Pond kan stagflatie voorlopig nog aan

De Bank of England leverde begin februari een somber verslag af. Ze verlaagde op de monetaire beleidsvergadering de rente met 25 bpn tot 4.5% maar drukte tegelijkertijd het enthousiasme voor toekomstige verminderingen. Om de verkeerde redenen, helaas. Hoewel de Britse economische groei niet vies zou zijn van een duwtje in de rug, bindt onverwacht kleverige inflatie de handen van de BoE. De centrale bank zegt het niet met zoveel woorden maar tussen de lijnen van de beleidsverklaring door lezen we groeiende vrees voor stagflatie: een toxische combinatie van zwakke groei en (te) hoge inflatie.
In de weken na die boodschap vanuit Threadneedle Street volgde een uitgebreide economische update. Die begon met de vierdekwartaal groeicijfers. De 0.1% kw/kw expansie overtrof de verwachtingen voor een krimp van dezelfde grootteorde. De details overtuigden echter niet, de beperkte groei kwam namelijk op conto van de overheid. Bedrijven hielden de vinger op de knip (-0.9% kw/kw). De consument (stagnatie) was evenmin op de afspraak. De sterke omzetcijfers voor januari uit de Britse kleinhandel van eind vorige week zijn wat dat laatste betreft een magere troost. Ze compenseren voor een zwakke maand december. In het bredere perspectief van de afgelopen drie jaar stegen de verkochte volumes (maand op maand) trouwens in slechts 13 van de 36 maanden.
Het Britse arbeidsmarktrapport was dan weer zonder meer sterk maar mist soortelijk gewicht omwille van inmiddels al erg lang aanslepende statistische meetproblemen. Belangrijke vooroplopende indicatoren zenden trouwens tegenovergestelde signalen uit. Volgens de PMI-indicatoren van vorige week danken bedrijven personeel af aan het snelste tempo sinds de financiële crisis, de pandemiemaanden buiten beschouwing gelaten. Diezelfde PMI’s suggereren bovendien een ter plaatse trappelende economie en …

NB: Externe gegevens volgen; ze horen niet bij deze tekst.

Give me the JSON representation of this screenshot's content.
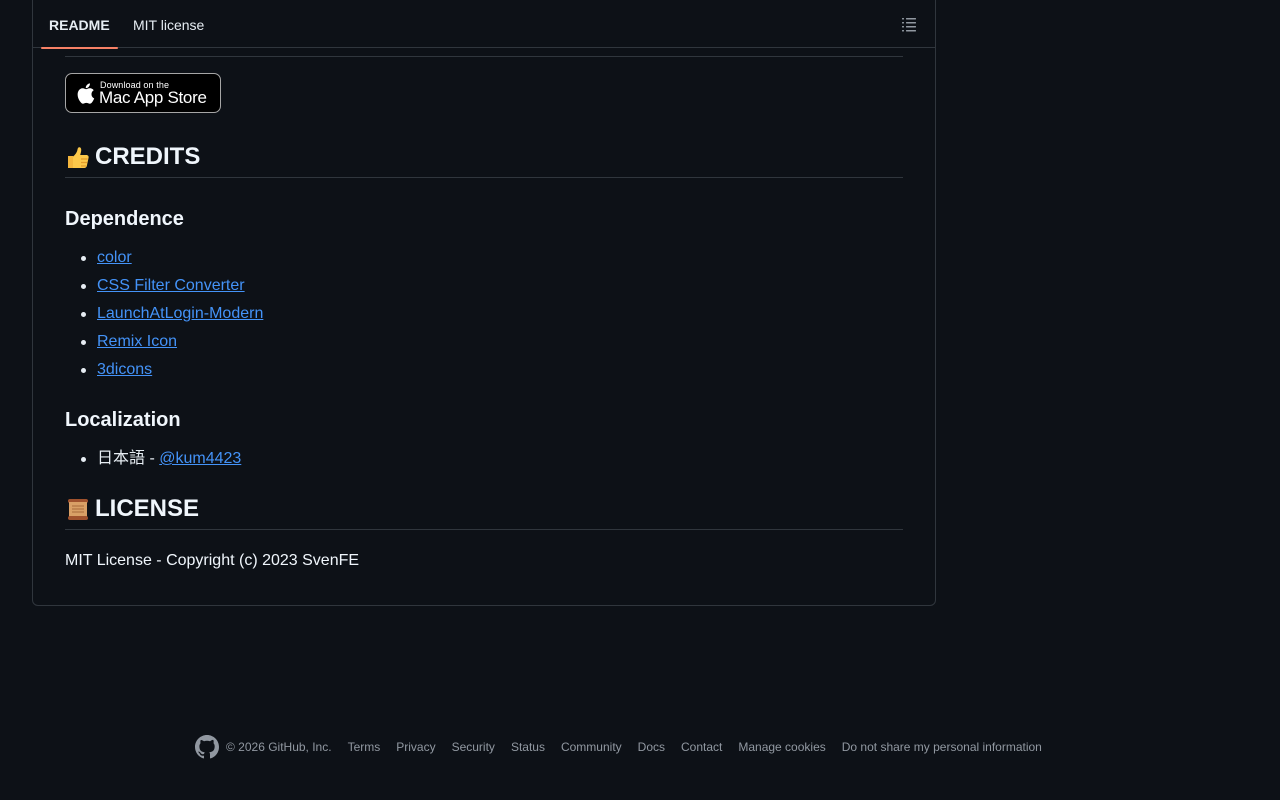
{
  "tabs": [
    {
      "label": "README",
      "active": true
    },
    {
      "label": "MIT license",
      "active": false
    }
  ],
  "toc_icon": "list-unordered-icon",
  "badge": {
    "small_text": "Download on the",
    "big_text": "Mac App Store",
    "icon": "apple-logo-icon"
  },
  "credits": {
    "emoji": "thumbs-up-emoji",
    "heading": "CREDITS",
    "dependence": {
      "heading": "Dependence",
      "items": [
        "color",
        "CSS Filter Converter",
        "LaunchAtLogin-Modern",
        "Remix Icon",
        "3dicons"
      ]
    },
    "localization": {
      "heading": "Localization",
      "language": "日本語 - ",
      "contributor": "@kum4423"
    }
  },
  "license": {
    "emoji": "scroll-emoji",
    "heading": "LICENSE",
    "text": "MIT License - Copyright (c) 2023 SvenFE"
  },
  "footer": {
    "logo_icon": "github-mark-icon",
    "copyright": "© 2026 GitHub, Inc.",
    "links": [
      "Terms",
      "Privacy",
      "Security",
      "Status",
      "Community",
      "Docs",
      "Contact",
      "Manage cookies",
      "Do not share my personal information"
    ]
  },
  "colors": {
    "background": "#0d1117",
    "border": "#30363d",
    "link": "#4493f8",
    "tab_underline": "#f78166",
    "footer_text": "#9198a1"
  }
}
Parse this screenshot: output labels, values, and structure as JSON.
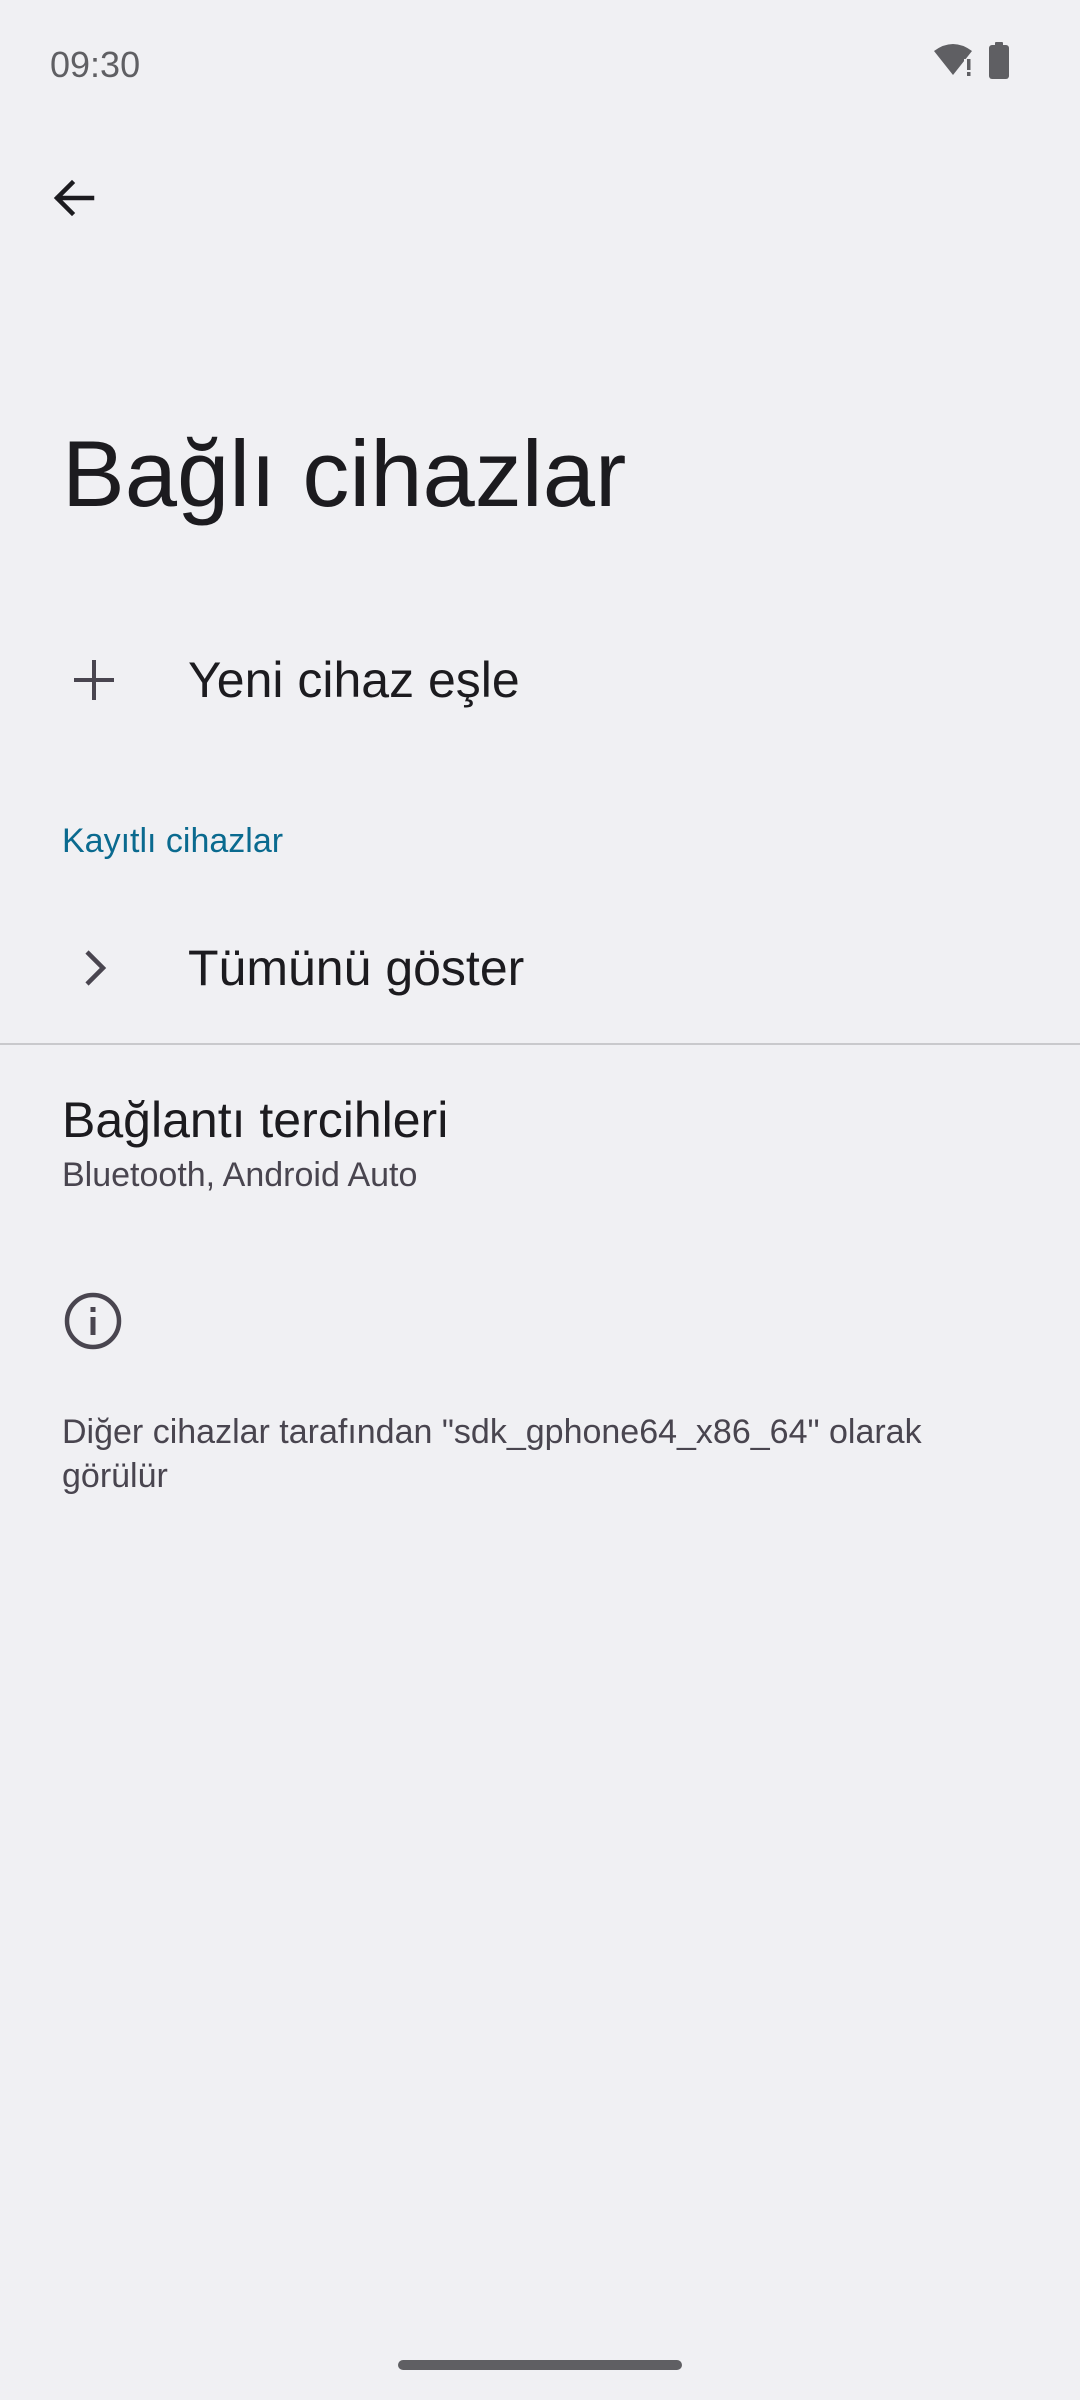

Oplopende inflatie. Het gaat om de rapste prijsstijging sinds mei 2023, onder druk van de lonen en ter compensatie van de belastingimpact van de begroting. Inflatiecijfers van vorige week lieten voor de maand januari een versnelling van 2.8% tot 3% optekenen. De afnemer van de PMI-enquête voorspelt dat die stijgende trend zich de komende maanden doorzet. De Bank of England zelf gaat uit van bijna 4% in 2025kw3. Kerninflatie (3.7%) toont de laatste maanden nog amper tekenen van afkoeling, wel integendeel, terwijl prijzen in de loongevoelige dienstensector dubbel zo snel stijgen (5%) als vóór de pandemie.
Het Verenigd Koninkrijk ruikt steeds meer naar stagflatie. Dat besluit het PMI-onderzoeksbureau trouwens ook. Het is het slechtste van twee werelden. En toch … EUR/GBP handelt na een sterke jaarstart en sinds de cijfers ondertussen opnieuw in de buurt van de meerjarige bodems. Het is mogelijk dat de focus van de Britse markt, in tegenstelling tot de Amerikaanse, vooral ligt op het inflatiegedeelte en (nog?) niet op de groeikant van de vergelijking. De geldmarkt rekent inderdaad op amper twee bijkomende renteverminderingen voor dit jaar. De voorlopige, zwakke jaarbalans van het pond tegenover de meeste andere belangrijke munten suggereert echter dat de beweging vooral ingegeven is door EUR-zwakte dan GBP-sterkte. Dat kan zo nog even blijven in een context waar de grootste euforie rond een einde van de oorlog tussen Rusland en Oekraïne inmiddels ging liggen en het Amerikaans handelsbeleid weer meer in beeld komt. President Trump liet zich gisteren een heffing van 25% ontglippen op zowat alle Europese producten. Het Verenigd Koninkrijk en het pond zijn op dat vlak minder kwetsbaar. “We geraken er wel uit”, aldus Trump over het beperkte Britse handelsoverschot.